I recently discovered iTextSharp.
I was investigating a performance issue with the rendering of PDF documents and Bruno Lowagie (author of iText) kindly explained to me the reason why I was experiencing such an issue : it was due to the amount of "Inline Images" in my PDF documents. He also explained the basics to remove those "Inline Images"... (My purpose is to "possibly" show a preview of the document with a clear notice that it's not the actual document and that this one could be very slow to open. I clearly understand that what I am trying to do is far from robust/safe/... The problem must be solved at another level, e.g.: when generating the documents, ...)
Unfortunately, I don't succeed in implementing the clean-up on my own :/ Here is some code I currently have (inspired from various samples found on stackOverflow)...
PdfReader pdfReader = new PdfReader(filename);
try
{
//pdfReader.RemoveUnusedObjects();
var cleanfilename = filename.Replace(".pdf", ".clean.pdf");
if (File.Exists(cleanfilename))
File.Delete(cleanfilename);
using (var file = new FileStream(cleanfilename, FileMode.Create))
{
var pdfstamper = new PdfStamper(pdfReader, file);
for (var page = 1; page <= pdfReader.NumberOfPages; page++)
{
PdfDictionary pageDict = pdfReader.GetPageN(page);
PdfObject pageObj = pageDict.GetDirectObject(PdfName.CONTENTS);
if (pageObj.IsStream())
{
CleanStream(pageObj);
}
else if (pageObj.IsArray())
{
PdfArray pageArray = pageDict.GetAsArray(PdfName.CONTENTS);
for (int j = 0; j < pageArray.Size; j++)
{
PdfIndirectReference arrayElement = (PdfIndirectReference)pageArray[j];
pageObj = pdfReader.GetPdfObject(arrayElement.Number);
if (pageObj.IsStream())
{
CleanStream(pageObj);
}
}
}
}
pdfstamper.Close();
}
}
catch (Exception ex)
{
MessageBox.Show("Error: " + ex.Message, "Error");
}
finally
{
pdfReader.Close();
}
and
Regex regEx = new Regex("\\nBI.*?\\nEI", RegexOptions.Compiled);
private void CleanStream(PdfObject obj)
{
var stream = (PRStream)obj;
var data = PdfReader.GetStreamBytes(stream);
var currentContent = Encoding.ASCII.GetString(data);
var newContent = regEx.Replace(currentContent, "");
var newData = Encoding.ASCII.GetBytes(newContent);
stream.SetData(newData);
}
It works fine on PDF without Inline Images... But "Text" is disappearing from pages where there are Inline Images.

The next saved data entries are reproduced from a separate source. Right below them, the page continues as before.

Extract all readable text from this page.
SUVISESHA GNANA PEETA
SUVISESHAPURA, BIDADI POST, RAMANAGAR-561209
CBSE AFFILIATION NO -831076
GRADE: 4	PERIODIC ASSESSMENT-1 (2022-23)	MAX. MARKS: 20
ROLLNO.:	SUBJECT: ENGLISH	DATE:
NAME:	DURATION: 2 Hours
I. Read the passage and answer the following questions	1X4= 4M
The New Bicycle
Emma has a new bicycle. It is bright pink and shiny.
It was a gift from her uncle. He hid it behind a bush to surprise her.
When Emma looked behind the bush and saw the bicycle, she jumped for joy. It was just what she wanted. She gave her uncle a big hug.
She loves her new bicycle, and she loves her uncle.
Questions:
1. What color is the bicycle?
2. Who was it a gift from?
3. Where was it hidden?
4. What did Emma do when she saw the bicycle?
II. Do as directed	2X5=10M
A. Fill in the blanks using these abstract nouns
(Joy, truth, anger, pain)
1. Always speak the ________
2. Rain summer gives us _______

I thought the problem was with the Replacement. But it's not the case as far as I can tell. Using the following code (kind of passthrough), the output document is ok:
private void CleanStream(PdfObject obj)
{
var stream = (PRStream)obj;
var data = PdfReader.GetStreamBytes(stream);
stream.SetData(data);
}
Using however the following code, which is theoretically not changing any byte (does it ?), the output documents does not display fine any more (some content seems to not be rendered) ?!?!?

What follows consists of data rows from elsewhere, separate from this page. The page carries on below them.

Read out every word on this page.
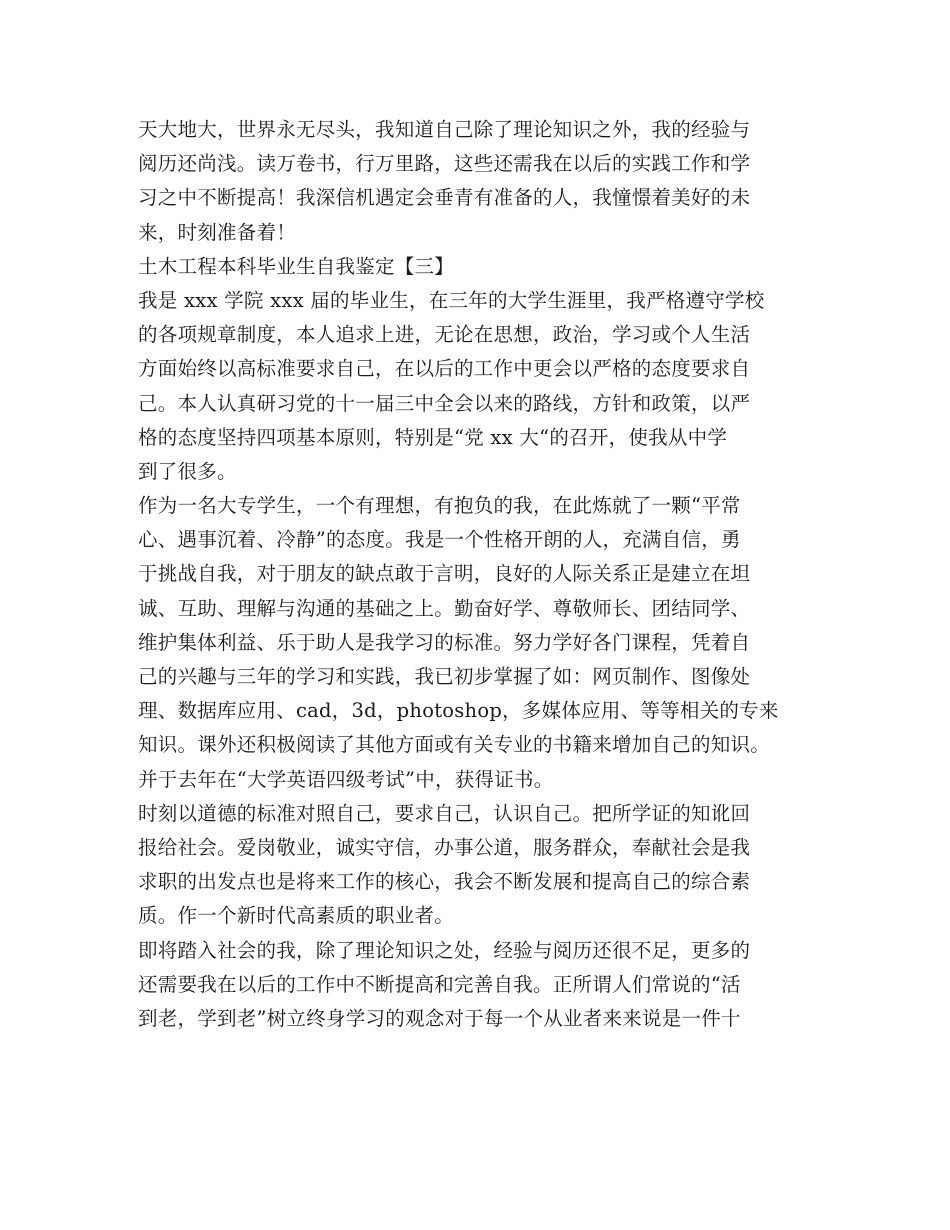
天大地大，世界永无尽头，我知道自己除了理论知识之外，我的经验与
阅历还尚浅。读万卷书，行万里路，这些还需我在以后的实践工作和学
习之中不断提高！我深信机遇定会垂青有准备的人，我憧憬着美好的未
来，时刻准备着！
土木工程本科毕业生自我鉴定【三】
我是 xxx 学院 xxx 届的毕业生，在三年的大学生涯里，我严格遵守学校
的各项规章制度，本人追求上进，无论在思想，政治，学习或个人生活
方面始终以高标准要求自己，在以后的工作中更会以严格的态度要求自
己。本人认真研习党的十一届三中全会以来的路线，方针和政策，以严
格的态度坚持四项基本原则，特别是“党 xx 大“的召开，使我从中学
到了很多。
作为一名大专学生，一个有理想，有抱负的我，在此炼就了一颗“平常
心、遇事沉着、冷静”的态度。我是一个性格开朗的人，充满自信，勇
于挑战自我，对于朋友的缺点敢于言明，良好的人际关系正是建立在坦
诚、互助、理解与沟通的基础之上。勤奋好学、尊敬师长、团结同学、
维护集体利益、乐于助人是我学习的标准。努力学好各门课程，凭着自
己的兴趣与三年的学习和实践，我已初步掌握了如：网页制作、图像处
理、数据库应用、cad，3d，photoshop，多媒体应用、等等相关的专来
知识。课外还积极阅读了其他方面或有关专业的书籍来增加自己的知识。
并于去年在“大学英语四级考试”中，获得证书。
时刻以道德的标准对照自己，要求自己，认识自己。把所学证的知讹回
报给社会。爱岗敬业，诚实守信，办事公道，服务群众，奉献社会是我
求职的出发点也是将来工作的核心，我会不断发展和提高自己的综合素
质。作一个新时代高素质的职业者。
即将踏入社会的我，除了理论知识之处，经验与阅历还很不足，更多的
还需要我在以后的工作中不断提高和完善自我。正所谓人们常说的“活
到老，学到老”树立终身学习的观念对于每一个从业者来来说是一件十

private void CleanStream(PdfObject obj)
{
var stream = (PRStream)obj;
var data = PdfReader.GetStreamBytes(stream);
var currentContent = Encoding.ASCII.GetString(data);
var newData = Encoding.ASCII.GetBytes(currentContent);
stream.SetData(newData);
}
I looks like converting the byte array into a string and back into an array is not a "transparent" operation.
I really don't get it !?! But on the other side, I know I am real beginner regarding PDF. What am I missing ?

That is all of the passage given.